Islamic revelation provides the primary operating definition for Goodidx because it offers a complete moral ontology: belief, worship, law, intention, charity, family duty, social duty, prophetic example, and final accountability.

12Limitations

This index cannot measure the soul, hidden intention, private sincerity, or final moral worth.

It can be biased by unequal documentation: public figures have more records than private people. Poorer individuals may leave fewer formal records. Media attention may exaggerate some actions and hide others.

The model also risks cultural bias if analysts treat one social style as morally superior. To reduce this, the index focuses on behavior and outcomes, not aesthetics, identity, class, language, or personality.

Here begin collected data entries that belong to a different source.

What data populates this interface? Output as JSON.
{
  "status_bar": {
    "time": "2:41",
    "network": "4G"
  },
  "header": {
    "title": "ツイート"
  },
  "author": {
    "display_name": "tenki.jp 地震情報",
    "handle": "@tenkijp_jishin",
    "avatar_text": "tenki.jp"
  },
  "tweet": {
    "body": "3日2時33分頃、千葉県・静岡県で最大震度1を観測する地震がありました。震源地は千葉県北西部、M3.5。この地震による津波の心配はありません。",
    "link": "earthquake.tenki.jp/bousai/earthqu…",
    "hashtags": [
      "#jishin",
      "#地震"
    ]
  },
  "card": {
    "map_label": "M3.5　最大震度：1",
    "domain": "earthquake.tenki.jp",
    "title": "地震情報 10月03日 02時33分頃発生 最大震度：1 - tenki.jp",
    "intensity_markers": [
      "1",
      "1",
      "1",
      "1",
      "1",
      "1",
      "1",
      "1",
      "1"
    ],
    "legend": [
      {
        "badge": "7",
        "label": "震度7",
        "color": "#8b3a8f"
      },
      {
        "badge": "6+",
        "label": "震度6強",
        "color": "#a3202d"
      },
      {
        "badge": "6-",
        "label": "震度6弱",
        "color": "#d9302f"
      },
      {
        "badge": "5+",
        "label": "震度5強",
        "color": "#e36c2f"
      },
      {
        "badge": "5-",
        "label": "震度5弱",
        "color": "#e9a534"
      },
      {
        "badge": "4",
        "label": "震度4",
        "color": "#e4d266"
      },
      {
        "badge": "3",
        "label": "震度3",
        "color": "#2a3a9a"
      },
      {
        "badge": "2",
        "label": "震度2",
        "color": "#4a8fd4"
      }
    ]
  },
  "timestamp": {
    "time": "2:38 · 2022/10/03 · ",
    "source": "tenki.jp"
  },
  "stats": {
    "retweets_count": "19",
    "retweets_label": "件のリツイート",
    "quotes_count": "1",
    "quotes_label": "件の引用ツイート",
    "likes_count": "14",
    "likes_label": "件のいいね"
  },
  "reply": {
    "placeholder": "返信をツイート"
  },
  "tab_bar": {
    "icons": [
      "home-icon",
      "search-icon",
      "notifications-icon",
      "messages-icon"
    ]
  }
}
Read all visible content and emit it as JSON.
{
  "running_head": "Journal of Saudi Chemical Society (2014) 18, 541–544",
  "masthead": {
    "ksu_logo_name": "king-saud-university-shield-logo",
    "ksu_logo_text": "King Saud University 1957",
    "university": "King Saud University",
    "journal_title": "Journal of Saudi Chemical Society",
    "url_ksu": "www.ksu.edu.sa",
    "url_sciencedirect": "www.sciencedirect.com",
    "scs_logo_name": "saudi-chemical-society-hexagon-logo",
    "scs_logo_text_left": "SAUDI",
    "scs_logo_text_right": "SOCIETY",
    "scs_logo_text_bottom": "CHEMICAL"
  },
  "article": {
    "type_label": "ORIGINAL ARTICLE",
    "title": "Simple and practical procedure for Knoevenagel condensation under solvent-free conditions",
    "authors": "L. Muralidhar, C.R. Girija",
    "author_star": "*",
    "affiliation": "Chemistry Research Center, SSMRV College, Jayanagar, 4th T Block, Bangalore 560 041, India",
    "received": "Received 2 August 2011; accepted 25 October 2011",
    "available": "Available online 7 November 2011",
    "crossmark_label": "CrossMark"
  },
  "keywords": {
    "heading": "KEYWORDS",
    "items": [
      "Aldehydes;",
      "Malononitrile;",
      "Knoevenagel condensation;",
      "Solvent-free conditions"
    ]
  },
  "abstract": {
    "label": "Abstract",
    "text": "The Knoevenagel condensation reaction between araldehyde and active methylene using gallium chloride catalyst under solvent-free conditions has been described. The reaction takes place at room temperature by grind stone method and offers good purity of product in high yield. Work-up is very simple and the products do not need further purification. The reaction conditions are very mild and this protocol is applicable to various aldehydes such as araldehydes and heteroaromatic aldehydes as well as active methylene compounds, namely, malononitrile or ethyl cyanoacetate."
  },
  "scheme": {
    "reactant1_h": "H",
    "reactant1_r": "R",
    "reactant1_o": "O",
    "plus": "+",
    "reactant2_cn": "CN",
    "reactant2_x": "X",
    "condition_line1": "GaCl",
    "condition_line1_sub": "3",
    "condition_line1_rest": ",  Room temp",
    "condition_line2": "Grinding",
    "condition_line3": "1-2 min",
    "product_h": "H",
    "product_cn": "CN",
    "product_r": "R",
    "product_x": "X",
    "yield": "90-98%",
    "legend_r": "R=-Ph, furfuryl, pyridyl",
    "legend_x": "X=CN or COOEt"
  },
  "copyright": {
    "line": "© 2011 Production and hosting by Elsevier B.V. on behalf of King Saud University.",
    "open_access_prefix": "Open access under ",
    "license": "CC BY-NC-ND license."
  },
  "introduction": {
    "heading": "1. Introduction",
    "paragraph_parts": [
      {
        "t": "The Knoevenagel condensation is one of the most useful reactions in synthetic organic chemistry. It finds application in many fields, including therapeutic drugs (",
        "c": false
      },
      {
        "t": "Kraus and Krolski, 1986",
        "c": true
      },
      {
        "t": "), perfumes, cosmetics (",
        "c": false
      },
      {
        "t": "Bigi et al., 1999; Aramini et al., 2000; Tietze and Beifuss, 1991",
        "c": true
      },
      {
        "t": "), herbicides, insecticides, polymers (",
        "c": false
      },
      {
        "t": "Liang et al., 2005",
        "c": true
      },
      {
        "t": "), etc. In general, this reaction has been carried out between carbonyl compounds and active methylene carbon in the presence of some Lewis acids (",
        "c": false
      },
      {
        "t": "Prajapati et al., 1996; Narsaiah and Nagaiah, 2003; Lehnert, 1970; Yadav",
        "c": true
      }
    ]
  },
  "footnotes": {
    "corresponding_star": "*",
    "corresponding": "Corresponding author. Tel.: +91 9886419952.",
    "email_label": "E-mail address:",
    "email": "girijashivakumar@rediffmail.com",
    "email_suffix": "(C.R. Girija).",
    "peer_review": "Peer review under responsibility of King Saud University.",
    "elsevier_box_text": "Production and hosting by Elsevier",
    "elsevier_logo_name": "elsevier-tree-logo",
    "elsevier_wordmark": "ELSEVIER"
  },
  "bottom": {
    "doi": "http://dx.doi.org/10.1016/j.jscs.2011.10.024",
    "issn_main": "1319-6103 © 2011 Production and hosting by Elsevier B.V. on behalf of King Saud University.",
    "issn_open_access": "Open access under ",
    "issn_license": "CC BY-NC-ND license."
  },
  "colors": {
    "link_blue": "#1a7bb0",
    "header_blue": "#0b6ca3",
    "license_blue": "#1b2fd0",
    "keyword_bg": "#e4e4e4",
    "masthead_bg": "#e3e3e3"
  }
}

Self-report measures of morality have known limits. Therefore, the Goodness Standing Index uses triangulated evidence, not personality questionnaires alone.

Conclusion

The Goodness Standing Index offers a practical way to evaluate observable moral alignment without claiming access to hidden intention or final moral worth. It translates goodness into five measurable domains: worldview, contribution, discipline, reliability, and stability under pressure.

Goodidx begins from the premise that goodness is not merely image, popularity, niceness, or isolated action. Goodness has a source, a definition, a purpose, a method, and an accountability structure. Human beings may possess fragments of goodness naturally, but revelation clarifies and completes the definition of ultimate goodness.

A person is not measured by slogans or reputation alone. A person is measured by repeated evidence: what they stand for, who they help, what they sacrifice, how disciplined they are, whether their word can be trusted, and who they become under pressure.

The most important methodological rule: Do not measure claimed goodness. Measure demonstrated goodness over time.